Forecasting the Next Stage of the Global Economic Crisis
In a recent edition of the Australian newspaper, The Sydney Morning Herald, business blogger James Adonis presented the views of seven financial thinkers on what the next stage of the global economic and financial crisis might entail. Not surprisingly, there were optimists in the group. There were also pessimists, including your’s truly. Here is what I told James Adonis, and appeared in The Sydney Morning Herald:
“But Canadian economic commentator, Sheldon Filger, disagrees. He predicted the global financial crisis two years before it occurred. ‘Policymakers in major advanced economies have made a gamble; absorbing massive levels of public debt to backstop insolvent banks and fund stimulus spending… They will lose this gamble, I am convinced, sparking a massive sovereign debt crisis in these economies, especially the US and UK, unleashing a synchronised global depression. What is unfolding now in Greece and the other PIIGS is but a harbinger of what is to come.
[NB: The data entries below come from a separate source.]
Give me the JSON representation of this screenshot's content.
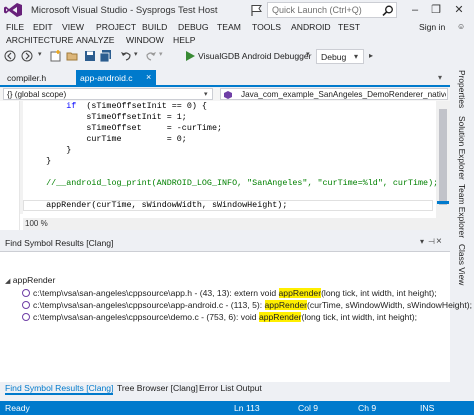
{
  "window": {
    "title": "Microsoft Visual Studio - Sysprogs Test Host",
    "quick_launch_placeholder": "Quick Launch (Ctrl+Q)",
    "user": "Sign in"
  },
  "menu": {
    "row1": [
      "FILE",
      "EDIT",
      "VIEW",
      "PROJECT",
      "BUILD",
      "DEBUG",
      "TEAM",
      "TOOLS",
      "ANDROID",
      "TEST"
    ],
    "row2": [
      "ARCHITECTURE",
      "ANALYZE",
      "WINDOW",
      "HELP"
    ]
  },
  "toolbar": {
    "start_label": "VisualGDB Android Debugger",
    "configuration": "Debug"
  },
  "doc_tabs": {
    "inactive": "compiler.h",
    "active": "app-android.c"
  },
  "nav_bar": {
    "scope": "{} (global scope)",
    "function": "Java_com_example_SanAngeles_DemoRenderer_nativeR"
  },
  "editor": {
    "lines": [
      {
        "indent": "        ",
        "parts": [
          [
            "kw",
            "if"
          ],
          [
            "",
            "  (sTimeOffsetInit == 0) {"
          ]
        ]
      },
      {
        "indent": "            ",
        "parts": [
          [
            "",
            "sTimeOffsetInit = 1;"
          ]
        ]
      },
      {
        "indent": "            ",
        "parts": [
          [
            "",
            "sTimeOffset     = -curTime;"
          ]
        ]
      },
      {
        "indent": "            ",
        "parts": [
          [
            "",
            "curTime         = 0;"
          ]
        ]
      },
      {
        "indent": "        ",
        "parts": [
          [
            "",
            "}"
          ]
        ]
      },
      {
        "indent": "    ",
        "parts": [
          [
            "",
            "}"
          ]
        ]
      },
      {
        "indent": "",
        "parts": [
          [
            "",
            ""
          ]
        ]
      },
      {
        "indent": "    ",
        "parts": [
          [
            "cmt",
            "//__android_log_print(ANDROID_LOG_INFO, \"SanAngeles\", \"curTime=%ld\", curTime);"
          ]
        ]
      },
      {
        "indent": "",
        "parts": [
          [
            "",
            ""
          ]
        ]
      },
      {
        "indent": "    ",
        "parts": [
          [
            "",
            "appRender(curTime, sWindowWidth, sWindowHeight);"
          ]
        ]
      }
    ],
    "zoom": "100 %"
  },
  "side_tabs": [
    "Properties",
    "Solution Explorer",
    "Team Explorer",
    "Class View"
  ],
  "find_panel": {
    "title": "Find Symbol Results [Clang]",
    "root": "appRender",
    "results": [
      {
        "prefix": "c:\\temp\\vsa\\san-angeles\\cppsource\\app.h - (43, 13): extern void ",
        "match": "appRender",
        "suffix": "(long tick, int width, int height);"
      },
      {
        "prefix": "c:\\temp\\vsa\\san-angeles\\cppsource\\app-android.c - (113, 5): ",
        "match": "appRender",
        "suffix": "(curTime, sWindowWidth, sWindowHeight);"
      },
      {
        "prefix": "c:\\temp\\vsa\\san-angeles\\cppsource\\demo.c - (753, 6): void ",
        "match": "appRender",
        "suffix": "(long tick, int width, int height);"
      }
    ]
  },
  "bottom_tabs": [
    "Find Symbol Results [Clang]",
    "Tree Browser [Clang]",
    "Error List",
    "Output"
  ],
  "status": {
    "state": "Ready",
    "line": "Ln 113",
    "col": "Col 9",
    "ch": "Ch 9",
    "mode": "INS"
  },
  "colors": {
    "accent": "#007acc",
    "highlight": "#ffef00",
    "comment": "#008000",
    "keyword": "#0000ff"
  }
}
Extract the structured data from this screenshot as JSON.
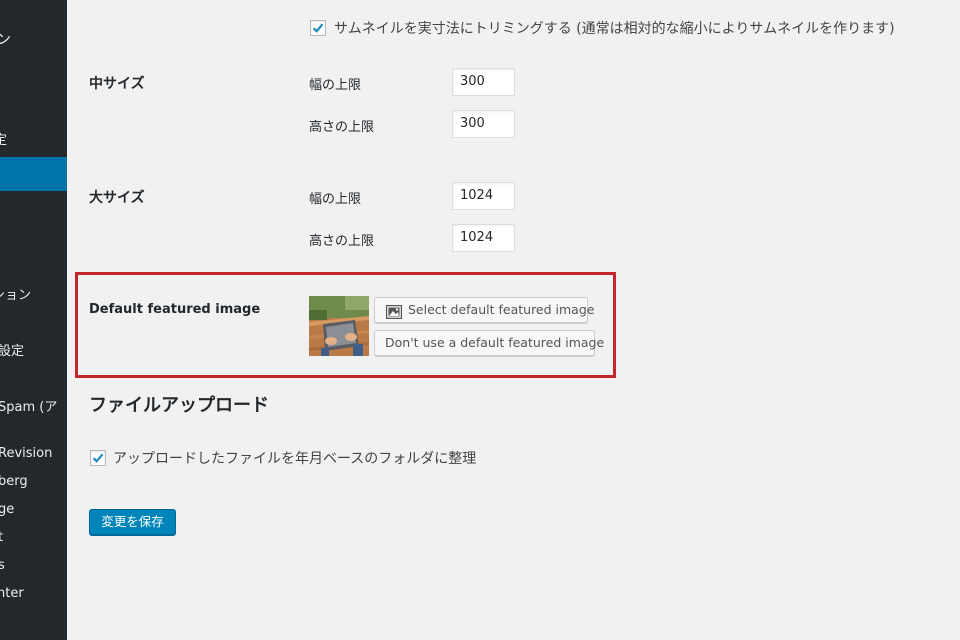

I predict that round two will unfold by 2012.’ ”
In the months prior to the worsening financial situation in the United States combusting in 2008, there were plenty of prognosticators. The closer one got to official government circles and mainstream media, the more upbeat and positive the forecasts became. It was in the area of unofficial sources where one encountered the most accurate prediction of what was to unfold. I recall how NYU professor Nouriel Roubini came out with a checklist of what would unfold months before the collapse of America’s major investment banks. He was pilloried as “Dr. Doom,” while those who abstained from drinking the official Kool-Aid marked off his checklist with an uncanny lack of interruption, as the global financial system headed towards catastrophe.
My views, as expressed in The Sydney Morning Herald and elaborated on in detail in my book, “Global Economic Forecast 2010-2015: Recession Into Depression,” are presently far from the perspective of officialdom, policymakers and mainstream media pundits. Yet, as major economies sink deeper into irreversible public debt, and sovereign debt crises have emerged in Greece and Dubai, I have begun to mark off my own checklist, as the global economy accelerates on the road to fiscal calamity.